Semaine scolaire de quatre jours

Le ministre de l’Éducation, Jean-François Roberge, a certainement raison de dire que le plus grand défi que notre système scolaire doit relever actuellement est la pénurie de main-d’œuvre (« Des aides-enseignants arriveront dans 100 écoles dès septembre », 31 mai 2022, Le Devoir).

En fait, plus tôt cette année, le gouvernement a annoncé qu’il voulait embaucher environ 8000 personnes dans le réseau d’éducation d’ici 2026. C’est bien parce que le « plus grand défi » en réalité est le nombre de décrocheurs.

Alors, voici une idée qui a été essayée dans d’autres endroits en Amérique du Nord : la semaine scolaire de quatre jours.

Évidemment, il faudra quand même maintenir le même nombre d’heures d’instruction par année scolaire, mais cela donnerait aux enseignants une journée professionnelle hebdomadaire — généralement le lundi ou le vendredi.
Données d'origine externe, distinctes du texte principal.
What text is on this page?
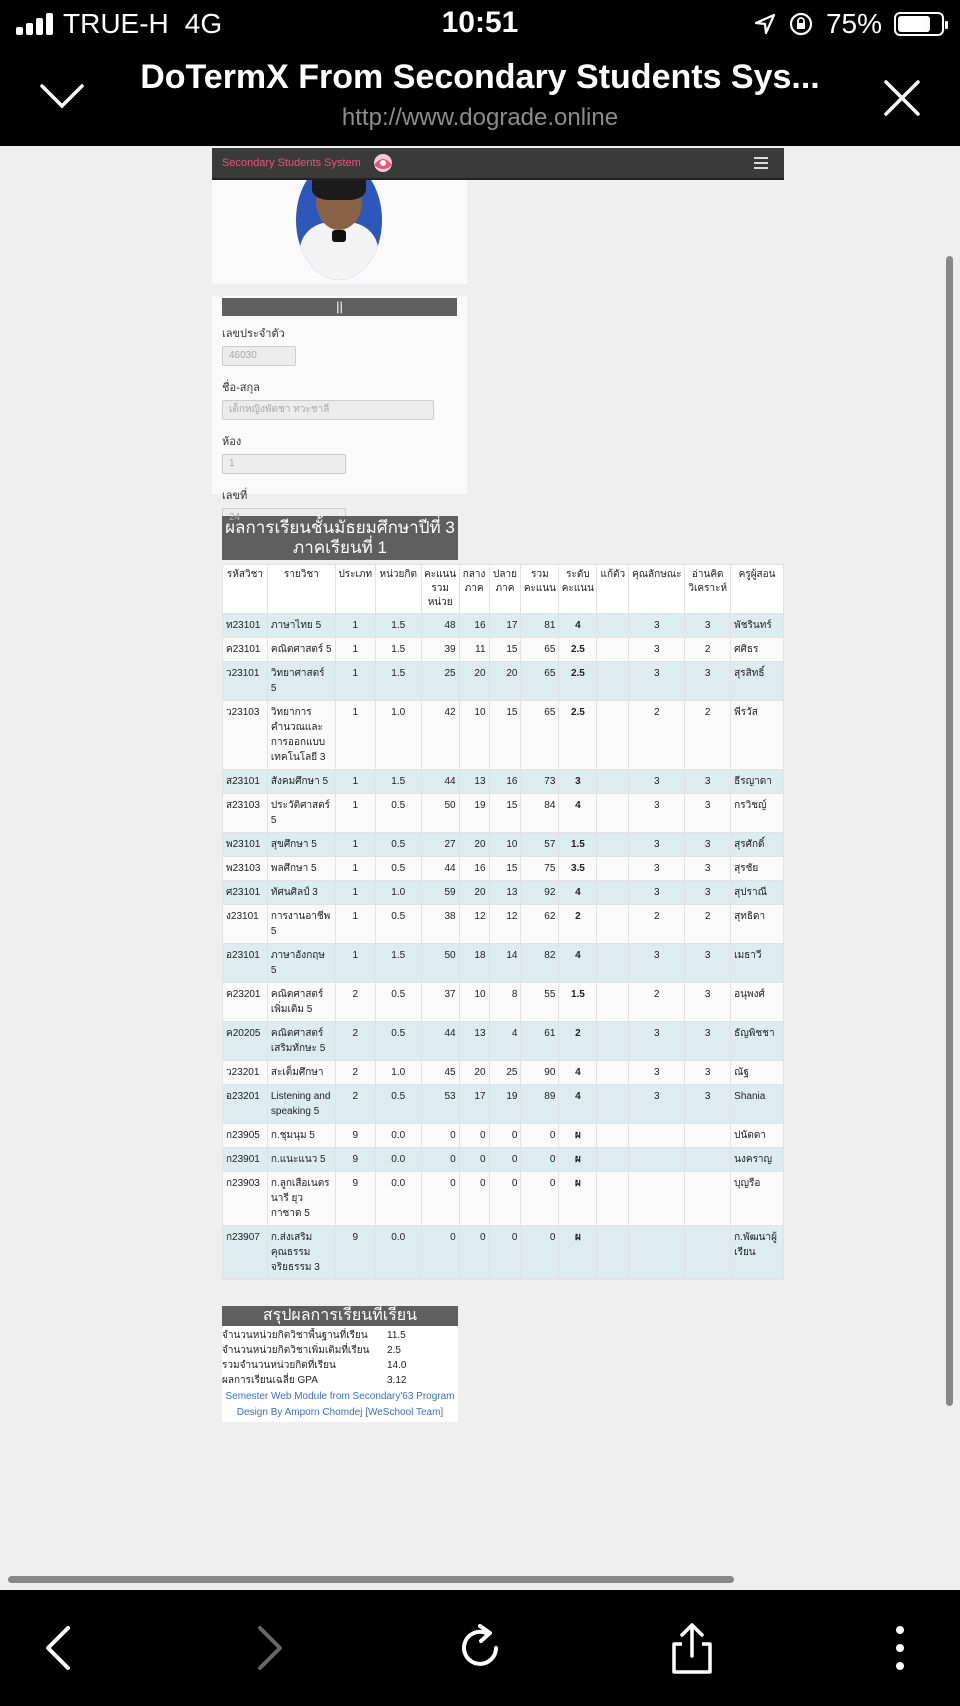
TRUE-H 4G	10:51	75%
DoTermX From Secondary Students Sys...
http://www.dograde.online
Secondary Students System
||
เลขประจำตัว
46030
ชื่อ-สกุล
เด็กหญิงพัดชา ทวะชาลี
ห้อง
1
เลขที่
24
ผลการเรียนชั้นมัธยมศึกษาปีที่ 3 ภาคเรียนที่ 1
รหัสวิชา	รายวิชา	ประเภท	หน่วยกิต	คะแนนรวมหน่วย	กลางภาค	ปลายภาค	รวมคะแนน	ระดับคะแนน	แก้ตัว	คุณลักษณะ	อ่านคิดวิเคราะห์	ครูผู้สอน
ท23101	ภาษาไทย 5	1	1.5	48	16	17	81	4		3	3	พัชรินทร์
ค23101	คณิตศาสตร์ 5	1	1.5	39	11	15	65	2.5		3	2	ศศิธร
ว23101	วิทยาศาสตร์ 5	1	1.5	25	20	20	65	2.5		3	3	สุรสิทธิ์
ว23103	วิทยาการคำนวณและการออกแบบเทคโนโลยี 3	1	1.0	42	10	15	65	2.5		2	2	พีรวัส
ส23101	สังคมศึกษา 5	1	1.5	44	13	16	73	3		3	3	ธีรญาดา
ส23103	ประวัติศาสตร์ 5	1	0.5	50	19	15	84	4		3	3	กรวิชญ์
พ23101	สุขศึกษา 5	1	0.5	27	20	10	57	1.5		3	3	สุรศักดิ์
พ23103	พลศึกษา 5	1	0.5	44	16	15	75	3.5		3	3	สุรชัย
ศ23101	ทัศนศิลป์ 3	1	1.0	59	20	13	92	4		3	3	สุปราณี
ง23101	การงานอาชีพ 5	1	0.5	38	12	12	62	2		2	2	สุทธิดา
อ23101	ภาษาอังกฤษ 5	1	1.5	50	18	14	82	4		3	3	เมธาวี
ค23201	คณิตศาสตร์เพิ่มเติม 5	2	0.5	37	10	8	55	1.5		2	3	อนุพงศ์
ค20205	คณิตศาสตร์เสริมทักษะ 5	2	0.5	44	13	4	61	2		3	3	ธัญพิชชา
ว23201	สะเต็มศึกษา	2	1.0	45	20	25	90	4		3	3	ณัฐ
อ23201	Listening and speaking 5	2	0.5	53	17	19	89	4		3	3	Shania
ก23905	ก.ชุมนุม 5	9	0.0	0	0	0	0	ผ				ปนัดดา
ก23901	ก.แนะแนว 5	9	0.0	0	0	0	0	ผ				นงคราญ
ก23903	ก.ลูกเสือเนตรนารี ยุวกาชาด 5	9	0.0	0	0	0	0	ผ				บุญรือ
ก23907	ก.ส่งเสริมคุณธรรมจริยธรรม 3	9	0.0	0	0	0	0	ผ				ก.พัฒนาผู้เรียน
สรุปผลการเรียนที่เรียน
จำนวนหน่วยกิตวิชาพื้นฐานที่เรียน	11.5
จำนวนหน่วยกิตวิชาเพิ่มเติมที่เรียน	2.5
รวมจำนวนหน่วยกิตที่เรียน	14.0
ผลการเรียนเฉลี่ย GPA	3.12
Semester Web Module from Secondary'63 Program
Design By Amporn Chomdej [WeSchool Team]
Il semble que l’adoption d’une semaine scolaire de quatre jours permet d’économiser de précieux fonds scolaires : il suffit de constater les coûts de transport, les factures d’électricité et la nécessité d’avoir des enseignants suppléants. Les partisans de cette idée affirment qu’une semaine de travail de quatre jours permet d’attirer et de retenir des enseignants compétents.

Les élèves auraient davantage la possibilité de participer à des activités sportives et parascolaires, de faire du bénévolat et, le cas échéant, de recevoir des heures de tutorat. Les rendez-vous chez le dentiste et le médecin pourraient être programmés ces jours-là.

Apparemment, une semaine scolaire plus courte aide à réduire les problèmes de discipline, réduit les absences et, généralement, les enseignants et les élèves sont plus heureux.